Abstract Background Segmented filamentous bacteria (SFB) are intestinal commensal microorganisms that have been demonstrated to induce the innate and adaptive immune responses in mouse and rat hosts. SFB are Gram-positive, spore-forming bacteria that fail to grow optimally under in vitro conditions due to unique metabolic requirements. Recently, SFB have been implicated in improved health and growth outcomes in commercial turkey flocks. To assess the nature and variations in SFB of turkeys and how they may differ from mammalian-associated SFB, the genome of turkey-associated SFB was compared with six representative genomes from murine hosts using an in silico approach. Results The SFB-turkey genome is 1.6 Mb with a G + C content of 26.14% and contains 1,604 coding sequences (CDS). Comparative genome analyses revealed that all the seven SFB strain possesses a common set of metabolic deficiencies and auxotrophies. Specifically, the inability of all the SFB strains to synthesize most of the amino acids, nucleotides and cofactors, emphasizing the importance of metabolite acquisition from the host intestinal environment.
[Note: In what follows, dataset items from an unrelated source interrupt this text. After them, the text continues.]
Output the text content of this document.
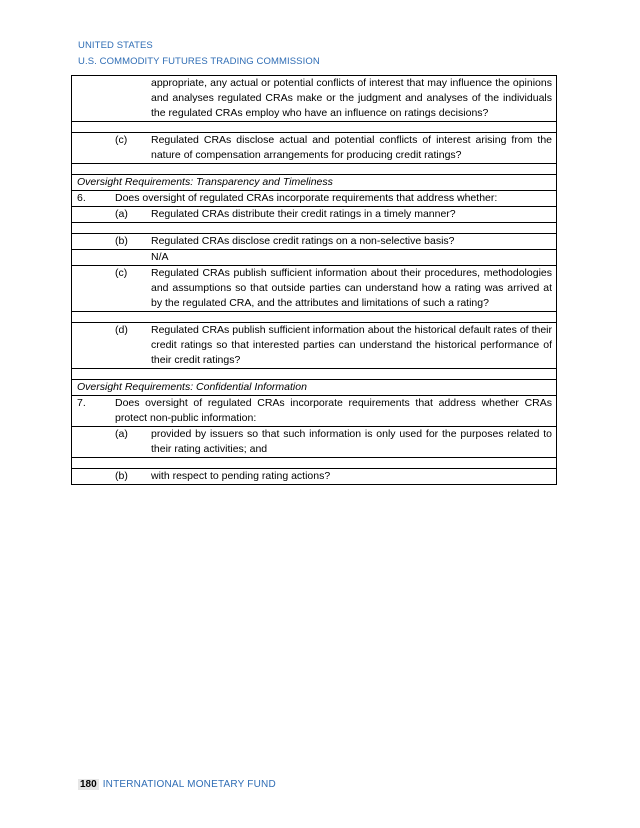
UNITED STATES
U.S. COMMODITY FUTURES TRADING COMMISSION
appropriate, any actual or potential conflicts of interest that may influence the opinions and analyses regulated CRAs make or the judgment and analyses of the individuals the regulated CRAs employ who have an influence on ratings decisions?

(c)	Regulated CRAs disclose actual and potential conflicts of interest arising from the nature of compensation arrangements for producing credit ratings?

Oversight Requirements: Transparency and Timeliness

6.	Does oversight of regulated CRAs incorporate requirements that address whether:

(a)	Regulated CRAs distribute their credit ratings in a timely manner?

(b)	Regulated CRAs disclose credit ratings on a non-selective basis?

N/A

(c)	Regulated CRAs publish sufficient information about their procedures, methodologies and assumptions so that outside parties can understand how a rating was arrived at by the regulated CRA, and the attributes and limitations of such a rating?

(d)	Regulated CRAs publish sufficient information about the historical default rates of their credit ratings so that interested parties can understand the historical performance of their credit ratings?

Oversight Requirements: Confidential Information

7.	Does oversight of regulated CRAs incorporate requirements that address whether CRAs protect non-public information:

(a)	provided by issuers so that such information is only used for the purposes related to their rating activities; and

(b)	with respect to pending rating actions?
180 INTERNATIONAL MONETARY FUND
Among the seven SFB genomes, the SFB-turkey genome is the largest and contains the highest number of 1,604 predicted CDS. The SFB-turkey genome possesses cellular metabolism genes that are absent in the rodent SFB strains, including catabolic pathways for sucrose, stachyose, raffinose and other complex glycans. Other unique genes associated with SFB-turkey genome is loci for the biosynthesis of biotin, and degradation enzymes to recycle primary bile acids, both of which may play an important role to help turkey associated SFB survive and secure mutualism with its avian host. Conclusions Comparative genomic analysis of seven SFB genomes revealed that each strain have a core set of metabolic capabilities and deficiencies that make these bacteria challenging to culture under ex vivo conditions. When compared to the murine-associated strains, turkey-associated SFB serves as a phylogenetic outgroup and a unique member among all the sequenced strains of SFB. This turkey-associated SFB strain is the first reported non-mammalian SFB genome, and highlights the impact of host specificity and the evolution of metabolic capabilities.